Susan tersentak. “Apa harus seperti itu. Karir kamu sudah bagus lo, Ndi? Apa begini saja, saya usahakan agar kamu dipindahkan ke luar kota.” Susan memberi saran.
“Tidak usah, Bu, terima kasih. Ibu sudah banyak membantu saya. Tapi apapun yang akan Ibu lakukan, saya tetap tidak bisa hidup di bawah atap yang sama dengan Nada. Itu akan menambah luka hati saya.”

Sabtu ini Andi tetap ke rumah seperti biasanya. Kali ini dia hanya membawa satu saudara perempuannya. Padahal sebelumnya dia selalu membawa kawanan manusia hingga membuat rumahku ramai seperti orang punya kerja. Namun malam ini aku merasa ada yang berbeda dari Andi. Memang sih perlakuannya dengan Kezia masih sama seperti hari-hari sebelumnya. Tapi tidak denganku. Kali ini dia lebih banyak diam. Padahal biasanya meski baru sampai depan gerbang saja dia sudah ceriwis minta ampun dan juga ngegombal alay. Tapi untuk malam ini dia tampak murung. Kupikir apa dia sedang ada masalah. Namun saat aku bertanya tentang hal itu dia hanya menggeleng sambil tersenyum. Tapi kulihat senyumnya pun aneh. Dia berbeda malam ini. Jujur, aku merasa kehilangan sosoknya.

Tok-tok-tok..
“Assalamualaikum..” seseorang menyapa dari luar.

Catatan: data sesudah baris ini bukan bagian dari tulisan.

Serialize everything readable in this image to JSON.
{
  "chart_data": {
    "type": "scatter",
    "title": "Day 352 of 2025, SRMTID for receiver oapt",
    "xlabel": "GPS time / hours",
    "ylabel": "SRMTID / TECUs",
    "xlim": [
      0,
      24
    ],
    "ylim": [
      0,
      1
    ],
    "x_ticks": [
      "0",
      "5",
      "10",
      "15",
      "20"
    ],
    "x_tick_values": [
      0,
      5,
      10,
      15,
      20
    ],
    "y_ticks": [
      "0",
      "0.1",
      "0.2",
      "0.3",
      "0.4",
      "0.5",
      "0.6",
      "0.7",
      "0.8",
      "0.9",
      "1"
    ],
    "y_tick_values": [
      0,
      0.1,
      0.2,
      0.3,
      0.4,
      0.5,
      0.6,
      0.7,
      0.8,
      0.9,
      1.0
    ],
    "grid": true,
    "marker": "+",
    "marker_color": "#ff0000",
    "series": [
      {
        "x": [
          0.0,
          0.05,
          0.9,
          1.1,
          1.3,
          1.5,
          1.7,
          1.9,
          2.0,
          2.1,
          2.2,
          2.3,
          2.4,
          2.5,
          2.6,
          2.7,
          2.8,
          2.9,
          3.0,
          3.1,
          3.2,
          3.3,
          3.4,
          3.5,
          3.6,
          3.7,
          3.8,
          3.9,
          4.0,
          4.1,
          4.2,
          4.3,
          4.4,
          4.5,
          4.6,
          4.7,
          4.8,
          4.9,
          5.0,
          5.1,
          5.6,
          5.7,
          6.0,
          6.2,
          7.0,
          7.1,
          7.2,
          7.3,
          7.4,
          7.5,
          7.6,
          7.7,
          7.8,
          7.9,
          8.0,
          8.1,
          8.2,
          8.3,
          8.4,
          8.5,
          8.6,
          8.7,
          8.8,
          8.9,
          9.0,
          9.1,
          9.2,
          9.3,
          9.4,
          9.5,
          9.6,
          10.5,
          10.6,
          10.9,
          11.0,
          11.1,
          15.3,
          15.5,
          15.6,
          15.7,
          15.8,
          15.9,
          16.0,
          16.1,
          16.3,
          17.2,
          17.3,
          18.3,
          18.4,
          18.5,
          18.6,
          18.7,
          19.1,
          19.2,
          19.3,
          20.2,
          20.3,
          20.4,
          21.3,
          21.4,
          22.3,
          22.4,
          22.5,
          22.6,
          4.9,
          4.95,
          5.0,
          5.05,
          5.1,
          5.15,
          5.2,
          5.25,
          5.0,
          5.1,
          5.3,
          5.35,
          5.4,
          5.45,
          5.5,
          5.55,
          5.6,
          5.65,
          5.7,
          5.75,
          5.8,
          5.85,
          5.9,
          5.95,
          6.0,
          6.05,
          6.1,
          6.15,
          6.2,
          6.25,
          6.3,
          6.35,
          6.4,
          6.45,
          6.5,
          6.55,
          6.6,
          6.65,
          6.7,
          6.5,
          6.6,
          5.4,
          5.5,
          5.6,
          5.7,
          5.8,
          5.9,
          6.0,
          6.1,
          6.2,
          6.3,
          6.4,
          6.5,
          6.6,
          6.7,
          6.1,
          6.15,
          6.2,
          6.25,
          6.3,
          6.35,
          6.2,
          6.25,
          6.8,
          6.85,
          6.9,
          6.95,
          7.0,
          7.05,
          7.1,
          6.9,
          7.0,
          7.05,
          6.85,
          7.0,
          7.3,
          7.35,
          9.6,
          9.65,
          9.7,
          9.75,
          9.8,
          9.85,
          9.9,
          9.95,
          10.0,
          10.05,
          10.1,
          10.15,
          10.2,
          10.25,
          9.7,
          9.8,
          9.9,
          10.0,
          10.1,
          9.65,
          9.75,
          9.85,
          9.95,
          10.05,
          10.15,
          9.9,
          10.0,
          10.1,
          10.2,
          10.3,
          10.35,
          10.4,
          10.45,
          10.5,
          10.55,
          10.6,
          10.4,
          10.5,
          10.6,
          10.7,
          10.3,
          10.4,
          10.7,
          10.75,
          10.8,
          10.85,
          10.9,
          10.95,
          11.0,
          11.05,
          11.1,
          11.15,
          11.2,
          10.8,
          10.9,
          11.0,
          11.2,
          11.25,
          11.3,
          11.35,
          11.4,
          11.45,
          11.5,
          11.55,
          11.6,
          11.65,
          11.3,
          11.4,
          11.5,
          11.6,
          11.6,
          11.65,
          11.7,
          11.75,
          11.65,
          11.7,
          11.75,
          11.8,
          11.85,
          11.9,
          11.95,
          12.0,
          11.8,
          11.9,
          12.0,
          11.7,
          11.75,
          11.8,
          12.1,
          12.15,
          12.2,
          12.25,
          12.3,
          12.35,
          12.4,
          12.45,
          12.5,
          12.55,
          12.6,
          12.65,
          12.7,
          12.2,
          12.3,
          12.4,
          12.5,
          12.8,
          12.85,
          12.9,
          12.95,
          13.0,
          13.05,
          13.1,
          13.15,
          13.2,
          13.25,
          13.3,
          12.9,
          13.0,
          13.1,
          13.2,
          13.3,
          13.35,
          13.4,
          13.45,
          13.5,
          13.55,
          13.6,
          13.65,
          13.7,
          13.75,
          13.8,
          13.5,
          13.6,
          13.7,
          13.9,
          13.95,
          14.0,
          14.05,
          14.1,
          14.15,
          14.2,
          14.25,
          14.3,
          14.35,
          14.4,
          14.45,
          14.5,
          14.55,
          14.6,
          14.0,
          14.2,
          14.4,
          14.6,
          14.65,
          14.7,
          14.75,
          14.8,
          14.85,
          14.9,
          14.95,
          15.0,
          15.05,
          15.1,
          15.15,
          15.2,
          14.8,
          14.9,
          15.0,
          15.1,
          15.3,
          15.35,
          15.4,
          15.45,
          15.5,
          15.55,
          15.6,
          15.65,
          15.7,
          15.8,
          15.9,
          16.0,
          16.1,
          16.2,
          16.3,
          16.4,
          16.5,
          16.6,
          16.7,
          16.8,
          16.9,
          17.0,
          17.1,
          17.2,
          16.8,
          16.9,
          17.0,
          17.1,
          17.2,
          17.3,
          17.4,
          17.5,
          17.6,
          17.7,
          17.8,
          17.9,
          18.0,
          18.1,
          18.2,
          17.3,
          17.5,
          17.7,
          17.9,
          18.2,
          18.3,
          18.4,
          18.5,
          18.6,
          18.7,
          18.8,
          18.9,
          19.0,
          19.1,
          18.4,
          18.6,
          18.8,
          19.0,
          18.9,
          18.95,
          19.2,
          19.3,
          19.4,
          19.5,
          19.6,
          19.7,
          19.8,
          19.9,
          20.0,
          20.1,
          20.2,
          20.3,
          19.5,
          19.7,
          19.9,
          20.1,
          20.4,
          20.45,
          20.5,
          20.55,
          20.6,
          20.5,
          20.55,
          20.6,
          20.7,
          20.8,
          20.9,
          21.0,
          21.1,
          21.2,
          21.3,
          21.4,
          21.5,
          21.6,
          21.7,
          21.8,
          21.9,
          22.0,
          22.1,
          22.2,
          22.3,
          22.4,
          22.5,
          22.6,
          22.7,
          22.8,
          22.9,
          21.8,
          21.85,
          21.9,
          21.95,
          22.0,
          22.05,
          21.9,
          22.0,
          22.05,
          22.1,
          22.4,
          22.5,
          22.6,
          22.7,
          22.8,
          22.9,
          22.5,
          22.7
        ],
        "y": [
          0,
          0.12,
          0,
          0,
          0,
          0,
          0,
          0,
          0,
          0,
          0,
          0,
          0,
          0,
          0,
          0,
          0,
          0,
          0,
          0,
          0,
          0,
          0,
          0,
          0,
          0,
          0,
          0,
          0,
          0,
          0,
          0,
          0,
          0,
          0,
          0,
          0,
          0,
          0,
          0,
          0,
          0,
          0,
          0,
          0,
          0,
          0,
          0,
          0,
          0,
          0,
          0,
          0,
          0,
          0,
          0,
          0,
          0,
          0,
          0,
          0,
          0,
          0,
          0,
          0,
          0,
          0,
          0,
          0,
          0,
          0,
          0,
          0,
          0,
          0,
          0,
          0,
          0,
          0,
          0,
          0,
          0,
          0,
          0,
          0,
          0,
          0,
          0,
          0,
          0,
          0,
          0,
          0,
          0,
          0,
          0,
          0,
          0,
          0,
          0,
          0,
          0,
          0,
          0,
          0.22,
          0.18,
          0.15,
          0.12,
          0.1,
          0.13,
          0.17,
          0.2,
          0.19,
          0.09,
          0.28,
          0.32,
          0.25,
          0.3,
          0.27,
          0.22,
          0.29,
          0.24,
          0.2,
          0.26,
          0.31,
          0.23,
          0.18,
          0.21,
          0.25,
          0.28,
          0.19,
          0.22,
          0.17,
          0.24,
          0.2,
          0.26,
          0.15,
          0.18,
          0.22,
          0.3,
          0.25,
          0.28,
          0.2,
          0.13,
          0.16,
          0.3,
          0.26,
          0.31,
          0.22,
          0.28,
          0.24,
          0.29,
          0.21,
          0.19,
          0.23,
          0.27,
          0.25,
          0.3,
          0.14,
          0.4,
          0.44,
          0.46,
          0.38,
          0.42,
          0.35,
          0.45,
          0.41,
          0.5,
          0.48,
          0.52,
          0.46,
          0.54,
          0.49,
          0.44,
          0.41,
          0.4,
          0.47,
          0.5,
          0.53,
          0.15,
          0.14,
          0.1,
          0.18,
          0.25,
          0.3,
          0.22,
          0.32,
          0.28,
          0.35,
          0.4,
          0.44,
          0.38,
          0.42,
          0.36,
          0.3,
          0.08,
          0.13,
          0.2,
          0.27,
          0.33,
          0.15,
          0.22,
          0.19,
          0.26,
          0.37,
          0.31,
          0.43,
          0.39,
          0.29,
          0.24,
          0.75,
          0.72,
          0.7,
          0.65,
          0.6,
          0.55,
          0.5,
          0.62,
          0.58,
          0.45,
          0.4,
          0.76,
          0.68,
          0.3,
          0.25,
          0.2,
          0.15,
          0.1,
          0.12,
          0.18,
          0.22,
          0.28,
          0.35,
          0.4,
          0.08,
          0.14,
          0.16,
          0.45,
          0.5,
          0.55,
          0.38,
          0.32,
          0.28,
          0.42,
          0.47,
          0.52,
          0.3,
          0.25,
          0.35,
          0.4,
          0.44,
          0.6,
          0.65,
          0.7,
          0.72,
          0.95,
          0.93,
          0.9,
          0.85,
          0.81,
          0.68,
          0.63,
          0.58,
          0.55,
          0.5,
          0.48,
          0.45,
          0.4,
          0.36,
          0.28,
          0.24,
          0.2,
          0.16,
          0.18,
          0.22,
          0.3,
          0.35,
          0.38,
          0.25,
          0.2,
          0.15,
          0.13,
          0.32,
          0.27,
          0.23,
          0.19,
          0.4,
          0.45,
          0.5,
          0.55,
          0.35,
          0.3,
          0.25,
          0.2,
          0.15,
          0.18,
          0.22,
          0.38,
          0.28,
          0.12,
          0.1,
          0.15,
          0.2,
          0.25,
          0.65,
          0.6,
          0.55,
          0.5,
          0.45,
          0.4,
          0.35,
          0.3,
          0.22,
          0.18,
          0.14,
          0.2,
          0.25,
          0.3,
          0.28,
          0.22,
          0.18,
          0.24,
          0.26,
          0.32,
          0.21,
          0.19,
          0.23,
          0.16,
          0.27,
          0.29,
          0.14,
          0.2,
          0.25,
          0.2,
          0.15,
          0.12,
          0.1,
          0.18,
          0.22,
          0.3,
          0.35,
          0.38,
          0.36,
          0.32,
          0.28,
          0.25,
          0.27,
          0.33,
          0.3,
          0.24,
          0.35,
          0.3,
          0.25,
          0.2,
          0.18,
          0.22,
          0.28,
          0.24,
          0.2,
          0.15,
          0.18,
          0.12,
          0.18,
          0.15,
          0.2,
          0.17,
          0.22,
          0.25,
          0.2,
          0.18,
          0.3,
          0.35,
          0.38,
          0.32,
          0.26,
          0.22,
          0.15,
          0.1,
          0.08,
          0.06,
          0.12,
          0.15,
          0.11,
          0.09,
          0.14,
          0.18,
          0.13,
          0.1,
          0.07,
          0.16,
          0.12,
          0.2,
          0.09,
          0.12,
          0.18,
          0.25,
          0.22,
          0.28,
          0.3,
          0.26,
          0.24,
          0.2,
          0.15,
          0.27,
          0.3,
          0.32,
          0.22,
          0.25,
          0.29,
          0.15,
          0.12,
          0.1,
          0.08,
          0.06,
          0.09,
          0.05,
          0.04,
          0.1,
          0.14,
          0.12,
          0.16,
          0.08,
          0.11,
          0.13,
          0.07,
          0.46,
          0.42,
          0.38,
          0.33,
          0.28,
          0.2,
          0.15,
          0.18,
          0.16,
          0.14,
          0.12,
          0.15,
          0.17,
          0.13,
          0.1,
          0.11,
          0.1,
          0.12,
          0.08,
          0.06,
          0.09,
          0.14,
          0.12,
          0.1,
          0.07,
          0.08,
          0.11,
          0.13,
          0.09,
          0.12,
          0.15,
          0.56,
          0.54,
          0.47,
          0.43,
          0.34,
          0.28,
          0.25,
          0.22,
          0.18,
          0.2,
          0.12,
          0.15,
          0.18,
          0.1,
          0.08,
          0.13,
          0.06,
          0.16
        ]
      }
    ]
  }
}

“Ah, Ibu?” lonjakku ketika tau yang datang adalah Ibu mertuaku. “Tumben, ada apa, Bu?” tanyaku kemudian sambil menggandeng lengan Ibu masuk ke rumah.
“Aku hanya mampir sebentar. Adikmu sabtu depan akan dilamar. Ibu mau kamu datang sama Kezia. Oh ya, tolong beritau orangtuamu, suruh mereka juga datang.”
“Baiklah, Bu. Insya Allah.”
“Oh, lagi ada tamu, ya?” seru Ibu begitu melihat Andi dan sepupunya sedang bermain bersama Kezia. Kezia yang mendengar suara neneknya langsung berlari menghampiri. Dia pun menarik tangan Andi untuk ikut bersamanya.
“Nenek..?” suara Kezia sangat bahagia. Dia lalu membenamkan tubuh mungilnya di dada neneknya. Neneknya membalas dengan pelukan hangat.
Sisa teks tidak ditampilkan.